Un agent russe qui se trouvait en Catalogne le 1-O, accusé au Royaume-Uni de tentative de meurtre

L’espion s’est rendu à Barcelone à deux reprises au cours des moments les plus tendus du processus.

Sergueïev, à Londres
Sergueïev, à Londres

De nouvelles enquêtes policières renforcent les soupçons de participation des services secrets russes en faveur du processus d’indépendance, mettant en doute la version officielle du Kremlin selon laquelle il n’a jamais montré d’aide, directement ou indirectement, au gouvernement de la Generalitat. qui préside en 2017. Carles Puigdemont. Les autorités britanniques ont chargé Denis Sergueïev, aussi connu sous le nom Sergueï Fedotov, en tant que troisième membre de la cellule de renseignement militaire russe responsable de l’empoisonnement à Salisbury de l’agent double Sergueï Skripas, sa fille Julia et la mort d’une passante, Dawn Sturgess. « Il était à la tête de la cellule Crane à Salisbury », affirment les services secrets et la police britannique de Sergeev, haut commandement du GRU -l’organe d’élite des services de renseignement russes-, qui se trouvait en Catalogne 48 heures avant le référendum illégal du 1er octobre 2017.
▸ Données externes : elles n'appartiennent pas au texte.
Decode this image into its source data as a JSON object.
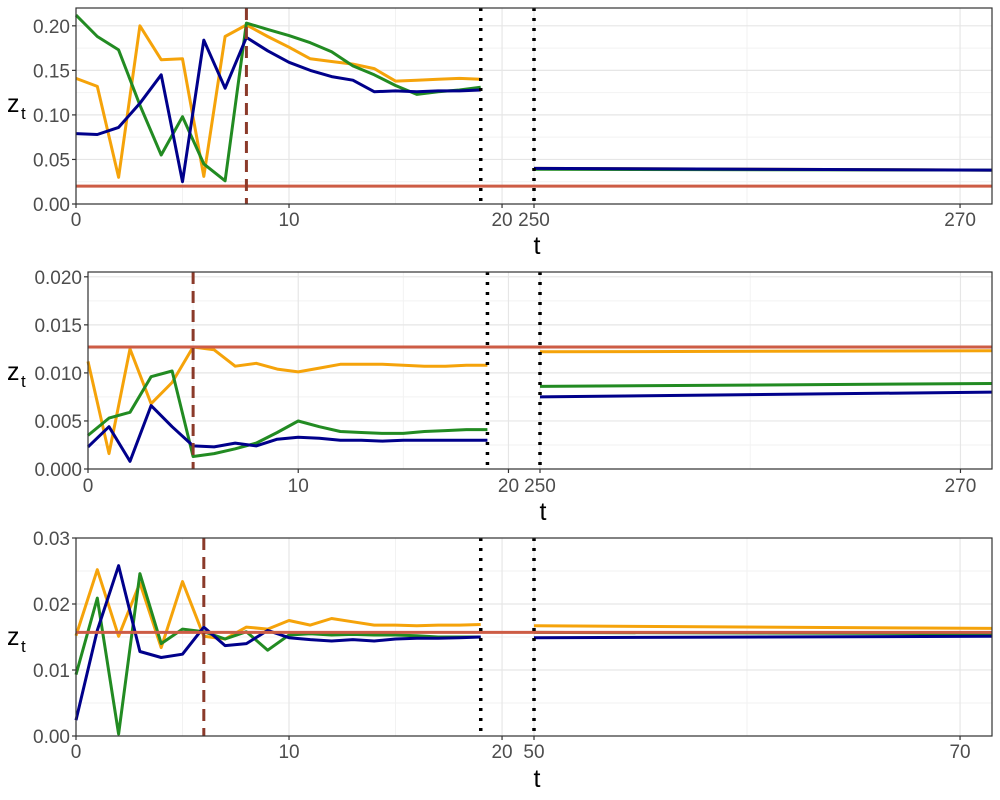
{
  "colors": {
    "orange": "#f5a30a",
    "green": "#228b22",
    "navy": "#00008b",
    "red_line": "#cd5c45",
    "dashed_marker": "#8b3a2a",
    "dotted_marker": "#000000"
  },
  "chart_data": [
    {
      "type": "line",
      "xlabel": "t",
      "ylabel": "z",
      "ylabel_subscript": "t",
      "grid": true,
      "ylim": [
        0,
        0.22
      ],
      "yticks": [
        "0.00",
        "0.05",
        "0.10",
        "0.15",
        "0.20"
      ],
      "ytick_values": [
        0,
        0.05,
        0.1,
        0.15,
        0.2
      ],
      "x_segments": [
        {
          "xlim": [
            0,
            21.5
          ],
          "ticks": [
            {
              "value": 0,
              "label": "0"
            },
            {
              "value": 10,
              "label": "10"
            },
            {
              "value": 20,
              "label": "20"
            }
          ]
        },
        {
          "xlim": [
            250,
            271.5
          ],
          "ticks": [
            {
              "value": 250,
              "label": "250"
            },
            {
              "value": 270,
              "label": "270"
            }
          ]
        }
      ],
      "reference_line": 0.02,
      "dashed_vline": 8,
      "dotted_vlines": [
        19,
        250
      ],
      "series": [
        {
          "color": "orange",
          "segments": [
            {
              "x": [
                0,
                1,
                2,
                3,
                4,
                5,
                6,
                7,
                8,
                9,
                10,
                11,
                12,
                13,
                14,
                15,
                16,
                17,
                18,
                19
              ],
              "y": [
                0.141,
                0.132,
                0.03,
                0.2,
                0.162,
                0.163,
                0.031,
                0.188,
                0.201,
                0.188,
                0.176,
                0.163,
                0.16,
                0.157,
                0.152,
                0.138,
                0.139,
                0.14,
                0.141,
                0.14
              ]
            },
            {
              "x": [
                250,
                271.5
              ],
              "y": [
                0.04,
                0.038
              ]
            }
          ]
        },
        {
          "color": "green",
          "segments": [
            {
              "x": [
                0,
                1,
                2,
                3,
                4,
                5,
                6,
                7,
                8,
                9,
                10,
                11,
                12,
                13,
                14,
                15,
                16,
                17,
                18,
                19
              ],
              "y": [
                0.212,
                0.188,
                0.173,
                0.111,
                0.055,
                0.098,
                0.045,
                0.026,
                0.203,
                0.196,
                0.189,
                0.181,
                0.171,
                0.155,
                0.145,
                0.133,
                0.123,
                0.126,
                0.128,
                0.131
              ]
            },
            {
              "x": [
                250,
                271.5
              ],
              "y": [
                0.039,
                0.038
              ]
            }
          ]
        },
        {
          "color": "navy",
          "segments": [
            {
              "x": [
                0,
                1,
                2,
                3,
                4,
                5,
                6,
                7,
                8,
                9,
                10,
                11,
                12,
                13,
                14,
                15,
                16,
                17,
                18,
                19
              ],
              "y": [
                0.079,
                0.078,
                0.086,
                0.113,
                0.145,
                0.025,
                0.184,
                0.13,
                0.187,
                0.172,
                0.159,
                0.15,
                0.143,
                0.139,
                0.126,
                0.127,
                0.126,
                0.127,
                0.127,
                0.128
              ]
            },
            {
              "x": [
                250,
                271.5
              ],
              "y": [
                0.04,
                0.038
              ]
            }
          ]
        }
      ]
    },
    {
      "type": "line",
      "xlabel": "t",
      "ylabel": "z",
      "ylabel_subscript": "t",
      "grid": true,
      "ylim": [
        0,
        0.0205
      ],
      "yticks": [
        "0.000",
        "0.005",
        "0.010",
        "0.015",
        "0.020"
      ],
      "ytick_values": [
        0,
        0.005,
        0.01,
        0.015,
        0.02
      ],
      "x_segments": [
        {
          "xlim": [
            0,
            21.5
          ],
          "ticks": [
            {
              "value": 0,
              "label": "0"
            },
            {
              "value": 10,
              "label": "10"
            },
            {
              "value": 20,
              "label": "20"
            }
          ]
        },
        {
          "xlim": [
            250,
            271.5
          ],
          "ticks": [
            {
              "value": 250,
              "label": "250"
            },
            {
              "value": 270,
              "label": "270"
            }
          ]
        }
      ],
      "reference_line": 0.0127,
      "dashed_vline": 5,
      "dotted_vlines": [
        19,
        250
      ],
      "series": [
        {
          "color": "orange",
          "segments": [
            {
              "x": [
                0,
                1,
                2,
                3,
                4,
                5,
                6,
                7,
                8,
                9,
                10,
                11,
                12,
                13,
                14,
                15,
                16,
                17,
                18,
                19
              ],
              "y": [
                0.0112,
                0.0016,
                0.0125,
                0.0068,
                0.009,
                0.0127,
                0.0124,
                0.0107,
                0.011,
                0.0104,
                0.0101,
                0.0105,
                0.0109,
                0.0109,
                0.0109,
                0.0108,
                0.0107,
                0.0107,
                0.0108,
                0.0108
              ]
            },
            {
              "x": [
                250,
                271.5
              ],
              "y": [
                0.0122,
                0.0123
              ]
            }
          ]
        },
        {
          "color": "green",
          "segments": [
            {
              "x": [
                0,
                1,
                2,
                3,
                4,
                5,
                6,
                7,
                8,
                9,
                10,
                11,
                12,
                13,
                14,
                15,
                16,
                17,
                18,
                19
              ],
              "y": [
                0.0035,
                0.0053,
                0.0059,
                0.0096,
                0.0102,
                0.0013,
                0.0016,
                0.0021,
                0.0027,
                0.0038,
                0.005,
                0.0044,
                0.0039,
                0.0038,
                0.0037,
                0.0037,
                0.0039,
                0.004,
                0.0041,
                0.0041
              ]
            },
            {
              "x": [
                250,
                271.5
              ],
              "y": [
                0.0086,
                0.0089
              ]
            }
          ]
        },
        {
          "color": "navy",
          "segments": [
            {
              "x": [
                0,
                1,
                2,
                3,
                4,
                5,
                6,
                7,
                8,
                9,
                10,
                11,
                12,
                13,
                14,
                15,
                16,
                17,
                18,
                19
              ],
              "y": [
                0.0023,
                0.0044,
                0.0008,
                0.0066,
                0.0044,
                0.0024,
                0.0023,
                0.0027,
                0.0024,
                0.0031,
                0.0033,
                0.0032,
                0.003,
                0.003,
                0.0029,
                0.003,
                0.003,
                0.003,
                0.003,
                0.003
              ]
            },
            {
              "x": [
                250,
                271.5
              ],
              "y": [
                0.0075,
                0.008
              ]
            }
          ]
        }
      ]
    },
    {
      "type": "line",
      "xlabel": "t",
      "ylabel": "z",
      "ylabel_subscript": "t",
      "grid": true,
      "ylim": [
        0,
        0.03
      ],
      "yticks": [
        "0.00",
        "0.01",
        "0.02",
        "0.03"
      ],
      "ytick_values": [
        0,
        0.01,
        0.02,
        0.03
      ],
      "x_segments": [
        {
          "xlim": [
            0,
            21.5
          ],
          "ticks": [
            {
              "value": 0,
              "label": "0"
            },
            {
              "value": 10,
              "label": "10"
            },
            {
              "value": 20,
              "label": "20"
            }
          ]
        },
        {
          "xlim": [
            50,
            71.5
          ],
          "ticks": [
            {
              "value": 50,
              "label": "50"
            },
            {
              "value": 70,
              "label": "70"
            }
          ]
        }
      ],
      "reference_line": 0.0157,
      "dashed_vline": 6,
      "dotted_vlines": [
        19,
        50
      ],
      "series": [
        {
          "color": "orange",
          "segments": [
            {
              "x": [
                0,
                1,
                2,
                3,
                4,
                5,
                6,
                7,
                8,
                9,
                10,
                11,
                12,
                13,
                14,
                15,
                16,
                17,
                18,
                19
              ],
              "y": [
                0.0152,
                0.0252,
                0.0151,
                0.0232,
                0.0134,
                0.0234,
                0.0151,
                0.0147,
                0.0165,
                0.0162,
                0.0175,
                0.0168,
                0.0178,
                0.0173,
                0.0168,
                0.0168,
                0.0167,
                0.0168,
                0.0168,
                0.0169
              ]
            },
            {
              "x": [
                50,
                71.5
              ],
              "y": [
                0.0167,
                0.0163
              ]
            }
          ]
        },
        {
          "color": "green",
          "segments": [
            {
              "x": [
                0,
                1,
                2,
                3,
                4,
                5,
                6,
                7,
                8,
                9,
                10,
                11,
                12,
                13,
                14,
                15,
                16,
                17,
                18,
                19
              ],
              "y": [
                0.0093,
                0.0209,
                0.0003,
                0.0246,
                0.014,
                0.0162,
                0.0158,
                0.0147,
                0.0158,
                0.013,
                0.0153,
                0.0155,
                0.0153,
                0.0154,
                0.0153,
                0.0153,
                0.0152,
                0.015,
                0.015,
                0.015
              ]
            },
            {
              "x": [
                50,
                71.5
              ],
              "y": [
                0.0157,
                0.0155
              ]
            }
          ]
        },
        {
          "color": "navy",
          "segments": [
            {
              "x": [
                0,
                1,
                2,
                3,
                4,
                5,
                6,
                7,
                8,
                9,
                10,
                11,
                12,
                13,
                14,
                15,
                16,
                17,
                18,
                19
              ],
              "y": [
                0.0024,
                0.016,
                0.0258,
                0.0128,
                0.0119,
                0.0124,
                0.0165,
                0.0137,
                0.014,
                0.016,
                0.0149,
                0.0146,
                0.0144,
                0.0146,
                0.0144,
                0.0147,
                0.0148,
                0.0148,
                0.0149,
                0.015
              ]
            },
            {
              "x": [
                50,
                71.5
              ],
              "y": [
                0.0149,
                0.0151
              ]
            }
          ]
        }
      ]
    }
  ]
}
La présence de cet espion sur le sol catalan aux heures décisives du coup d’État séparatiste a conduit la police espagnole et le Tribunal national à ouvrir une enquête – l’opération Volka – sur l’éventuelle intervention des services secrets russes pour mener des manœuvres de déstabilisation. Le support de recherche Bellingcat a publié des documents officiels du renseignement russe dans lesquels il a placé le 5 novembre 2016 et le 29 septembre 2017 en Catalogne.
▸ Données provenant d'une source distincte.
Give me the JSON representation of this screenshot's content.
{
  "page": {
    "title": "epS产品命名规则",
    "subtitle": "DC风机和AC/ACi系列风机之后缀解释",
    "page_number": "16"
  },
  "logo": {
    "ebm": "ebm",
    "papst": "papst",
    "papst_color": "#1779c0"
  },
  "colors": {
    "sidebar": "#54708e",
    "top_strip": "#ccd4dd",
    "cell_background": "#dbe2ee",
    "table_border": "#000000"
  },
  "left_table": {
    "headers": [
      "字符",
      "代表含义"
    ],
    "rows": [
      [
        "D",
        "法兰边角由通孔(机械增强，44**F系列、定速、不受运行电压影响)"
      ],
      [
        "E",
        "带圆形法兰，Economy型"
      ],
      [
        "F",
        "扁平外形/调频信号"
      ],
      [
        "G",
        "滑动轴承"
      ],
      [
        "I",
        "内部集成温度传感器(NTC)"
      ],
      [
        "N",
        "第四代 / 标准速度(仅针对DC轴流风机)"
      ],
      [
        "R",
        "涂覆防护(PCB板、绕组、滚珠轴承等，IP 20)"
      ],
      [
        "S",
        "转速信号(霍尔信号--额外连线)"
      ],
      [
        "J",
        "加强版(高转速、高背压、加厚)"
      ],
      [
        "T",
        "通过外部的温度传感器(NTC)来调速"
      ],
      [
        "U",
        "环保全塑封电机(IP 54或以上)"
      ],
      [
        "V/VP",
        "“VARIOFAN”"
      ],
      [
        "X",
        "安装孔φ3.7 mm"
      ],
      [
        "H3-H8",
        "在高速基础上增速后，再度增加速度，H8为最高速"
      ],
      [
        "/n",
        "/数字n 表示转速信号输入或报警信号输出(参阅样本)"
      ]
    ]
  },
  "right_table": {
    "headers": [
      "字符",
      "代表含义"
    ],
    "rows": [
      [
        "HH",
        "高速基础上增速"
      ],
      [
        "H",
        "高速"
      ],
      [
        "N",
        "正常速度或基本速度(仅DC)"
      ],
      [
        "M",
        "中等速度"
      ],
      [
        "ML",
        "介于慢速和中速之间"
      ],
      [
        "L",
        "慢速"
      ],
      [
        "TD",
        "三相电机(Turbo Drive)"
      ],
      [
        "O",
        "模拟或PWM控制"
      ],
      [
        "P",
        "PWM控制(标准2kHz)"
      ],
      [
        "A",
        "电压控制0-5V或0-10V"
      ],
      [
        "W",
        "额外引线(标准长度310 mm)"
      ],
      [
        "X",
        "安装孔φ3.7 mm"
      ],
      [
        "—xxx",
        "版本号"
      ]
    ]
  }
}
De même, la police espagnole a arrêté en Catalogne un citoyen russe et un autre Ukrainien, prétendument liés à Sergeev (alias Fedotov), ​​alors qu’ils voyageaient en direction de la France, transportant dans une mallette une grenade M-75 de fabrication russe en  » parfait état d’usage. ». Malgré cela et le bilan bien connu de Sergeev parmi les services secrets européens, la Haute Cour nationale a finalement décidé de clore l’enquête sur les activités des agents russes en Espagne en raison du « manque de preuves de l’existence d’un crime ».

Maintenant, Sergeev est accusé par les autorités britanniques d’être l’auteur, avec deux autres agents, Alexandre Michkine alias « Alexandre Petrov », et Anatolij Chepiga alias « Ruslan Boshirov », de l’attaque à la substance neurotoxique contre Skripal et sa fille Yulia. Une action qui, selon le Royaume-Uni, aurait sûrement été approuvée « à un haut niveau du gouvernement russe ». Pour cette raison, ils ont émis des mandats d’arrêt pour les trois mandats. Sergeev est également accusé par la République tchèque d’être à l’origine de l’explosion d’un dépôt d’armes le 16 octobre 2014, dans une forêt près d’Ostrava, qui a rasé des bâtiments voisins et fait deux morts.

MAIN DROIT DE PUIGDEMONT

Dans les enquêtes sur une éventuelle ingérence russe dans la crise catalane, le New York Times a récemment fait écho à un rapport secret du renseignement européen qui montre comment Josep Llus Alay, ancien chef de cabinet de Carles Puigdemont, s’est rendu à différentes reprises à Moscou pour rencontrer des responsables et agents des services russes, liés aux « guerres hybrides » que la Russie utilise pour déstabiliser des pays tiers. L’objectif de ces réunions, selon le journal nord-américain, était de garantir l’aide du Kremlin au gouvernement catalan dans sa tentative de rupture avec l’ensemble de l’Espagne. Alay fait l’objet d’une enquête par le tribunal d’instruction numéro 1 de Barcelone pour une vente de pétrole entre une société russe et un autre chinois qui aurait servi de « écran à un financement illégal » du processus. Une opération qu’il aurait menée aux côtés Alexandre Dmitrenko, un homme d’affaires russe installé depuis longtemps en Catalogne.